Year 2000 Computing Crisis:
Testing and Other Challenges Confronting Federal Agencies
T-AIMD-98-218, Jun 22, 1998
GAO discussed: (1) the year 2000 risks facing the government; (2) major concerns with the government's progress in fixing its systems; and (3) guidance on year 2000 testing, which is designed to assist agencies in the most extensive and expensive part of remediation.
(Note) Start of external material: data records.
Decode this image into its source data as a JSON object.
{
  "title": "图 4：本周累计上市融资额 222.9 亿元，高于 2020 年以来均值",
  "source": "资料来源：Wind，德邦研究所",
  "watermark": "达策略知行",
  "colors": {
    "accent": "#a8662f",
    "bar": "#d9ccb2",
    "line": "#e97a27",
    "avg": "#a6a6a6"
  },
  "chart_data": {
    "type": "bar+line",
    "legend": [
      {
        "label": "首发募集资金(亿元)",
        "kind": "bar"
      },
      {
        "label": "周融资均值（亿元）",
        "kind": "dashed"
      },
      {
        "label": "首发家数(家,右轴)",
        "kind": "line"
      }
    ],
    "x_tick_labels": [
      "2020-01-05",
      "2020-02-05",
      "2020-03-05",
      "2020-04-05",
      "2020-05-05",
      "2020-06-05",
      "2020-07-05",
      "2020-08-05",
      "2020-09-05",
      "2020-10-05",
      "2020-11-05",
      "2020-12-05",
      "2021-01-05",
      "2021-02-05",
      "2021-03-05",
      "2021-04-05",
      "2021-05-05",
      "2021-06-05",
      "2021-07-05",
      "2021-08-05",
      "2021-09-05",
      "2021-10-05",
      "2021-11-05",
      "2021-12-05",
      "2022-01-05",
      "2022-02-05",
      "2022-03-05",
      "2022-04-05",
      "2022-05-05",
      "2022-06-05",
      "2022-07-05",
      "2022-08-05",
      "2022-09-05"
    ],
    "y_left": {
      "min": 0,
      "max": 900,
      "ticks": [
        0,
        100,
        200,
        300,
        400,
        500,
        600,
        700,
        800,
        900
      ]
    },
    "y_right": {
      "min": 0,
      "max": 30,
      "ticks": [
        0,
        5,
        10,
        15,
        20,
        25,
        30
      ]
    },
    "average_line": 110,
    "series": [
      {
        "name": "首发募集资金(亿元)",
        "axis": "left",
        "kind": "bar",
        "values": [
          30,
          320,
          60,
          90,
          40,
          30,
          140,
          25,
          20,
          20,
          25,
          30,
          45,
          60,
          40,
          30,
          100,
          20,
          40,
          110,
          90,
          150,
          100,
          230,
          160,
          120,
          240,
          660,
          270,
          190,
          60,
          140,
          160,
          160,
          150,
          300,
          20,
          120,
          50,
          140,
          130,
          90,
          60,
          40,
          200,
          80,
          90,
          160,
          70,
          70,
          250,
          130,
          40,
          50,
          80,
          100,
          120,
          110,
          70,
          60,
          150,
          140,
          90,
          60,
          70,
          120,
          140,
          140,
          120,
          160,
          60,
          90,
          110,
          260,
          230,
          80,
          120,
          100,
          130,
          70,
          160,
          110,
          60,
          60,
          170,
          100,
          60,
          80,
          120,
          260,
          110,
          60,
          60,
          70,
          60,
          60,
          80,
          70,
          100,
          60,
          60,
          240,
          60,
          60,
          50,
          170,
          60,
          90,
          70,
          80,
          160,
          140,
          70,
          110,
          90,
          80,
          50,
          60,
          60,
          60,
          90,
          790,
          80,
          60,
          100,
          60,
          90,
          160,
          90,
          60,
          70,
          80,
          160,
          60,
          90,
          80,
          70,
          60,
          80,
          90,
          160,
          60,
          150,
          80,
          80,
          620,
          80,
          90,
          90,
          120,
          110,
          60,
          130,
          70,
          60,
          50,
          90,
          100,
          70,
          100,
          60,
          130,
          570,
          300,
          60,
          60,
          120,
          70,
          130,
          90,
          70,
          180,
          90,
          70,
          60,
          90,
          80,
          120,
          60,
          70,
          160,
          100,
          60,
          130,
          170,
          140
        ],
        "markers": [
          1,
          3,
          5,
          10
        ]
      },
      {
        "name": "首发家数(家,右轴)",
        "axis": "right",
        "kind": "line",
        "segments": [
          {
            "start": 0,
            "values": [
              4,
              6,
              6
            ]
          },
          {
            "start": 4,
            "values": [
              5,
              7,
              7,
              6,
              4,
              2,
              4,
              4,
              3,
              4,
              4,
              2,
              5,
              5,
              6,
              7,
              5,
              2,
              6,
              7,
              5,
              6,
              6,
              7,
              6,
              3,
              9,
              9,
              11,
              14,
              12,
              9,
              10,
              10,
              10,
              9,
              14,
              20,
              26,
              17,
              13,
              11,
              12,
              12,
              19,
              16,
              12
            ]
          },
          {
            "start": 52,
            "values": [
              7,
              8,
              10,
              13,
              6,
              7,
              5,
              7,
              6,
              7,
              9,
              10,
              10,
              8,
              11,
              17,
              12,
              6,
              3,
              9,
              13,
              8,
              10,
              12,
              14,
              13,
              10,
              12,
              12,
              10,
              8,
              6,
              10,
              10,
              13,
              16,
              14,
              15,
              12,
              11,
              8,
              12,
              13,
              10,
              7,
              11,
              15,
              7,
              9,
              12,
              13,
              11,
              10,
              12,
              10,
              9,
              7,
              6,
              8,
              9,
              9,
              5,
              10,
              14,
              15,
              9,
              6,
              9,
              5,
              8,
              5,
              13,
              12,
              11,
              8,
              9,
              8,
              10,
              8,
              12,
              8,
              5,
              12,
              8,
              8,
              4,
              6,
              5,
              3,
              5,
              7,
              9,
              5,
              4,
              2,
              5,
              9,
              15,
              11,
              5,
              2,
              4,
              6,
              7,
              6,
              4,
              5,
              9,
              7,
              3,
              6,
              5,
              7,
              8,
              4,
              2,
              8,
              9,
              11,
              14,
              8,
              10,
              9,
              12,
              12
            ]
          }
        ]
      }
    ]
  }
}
GAO noted that: (1) addressing the year 2000 problem in time will be a tremendous challenge for the federal government; (2) to complicate matters, agencies must consider the computer systems belonging to federal, state, and local governments; the private sector; foreign countries; and international organizations that interface with their systems; (3) the year 2000 could cause problems for the many facilities used by the federal government that were built or renovated within the last 20 years and contain embedded computer systems to control, monitor, or assist in operations; (4) if agencies neglect any of these issues, the impact of year 2000 failures could be widespread, costly and potentially disruptive to vital government operations worldwide; (5) overall, the government's 24 major departments and agencies are making slow progress in fixing their systems; (6) many agencies were not adequately acting on critical steps to establish priorities, solidify data exchange agreements, and develop contingency plans; (7) some agencies are not adequately prepared for testing their systems for year 2000 compliance; (8) complete and thorough year 2000 testing is essential to provide reasonable assurance that new or modified systems process dates correctly and will not jeopardize an organization's ability to perform core business operations after the millenium; (9) since the year 2000 computing problem is so pervasive, the requisite testing is extensive and expensive; (10) to address the testing problem, GAO issued a new installment of its year 2000 guidance which addresses the need to plan and conduct year 2000 tests in a structured and disciplined fashion; (11) if effectively implemented, the guide should help federal agencies successfully negotiate the complexities involved with the year 2000 testing process; and (12) however, the success of the government's year 2000 remediation efforts ultimately hinges on setting governmentwide priorities, ensuring that agencies set priorities and develop contingency plans consistent with these priorities, developing an accurate picture of remediation progress, designating lead agencies for end-to-end testing efforts, and addressing other critical issues such as recruiting and retaining qualified information technology personnel.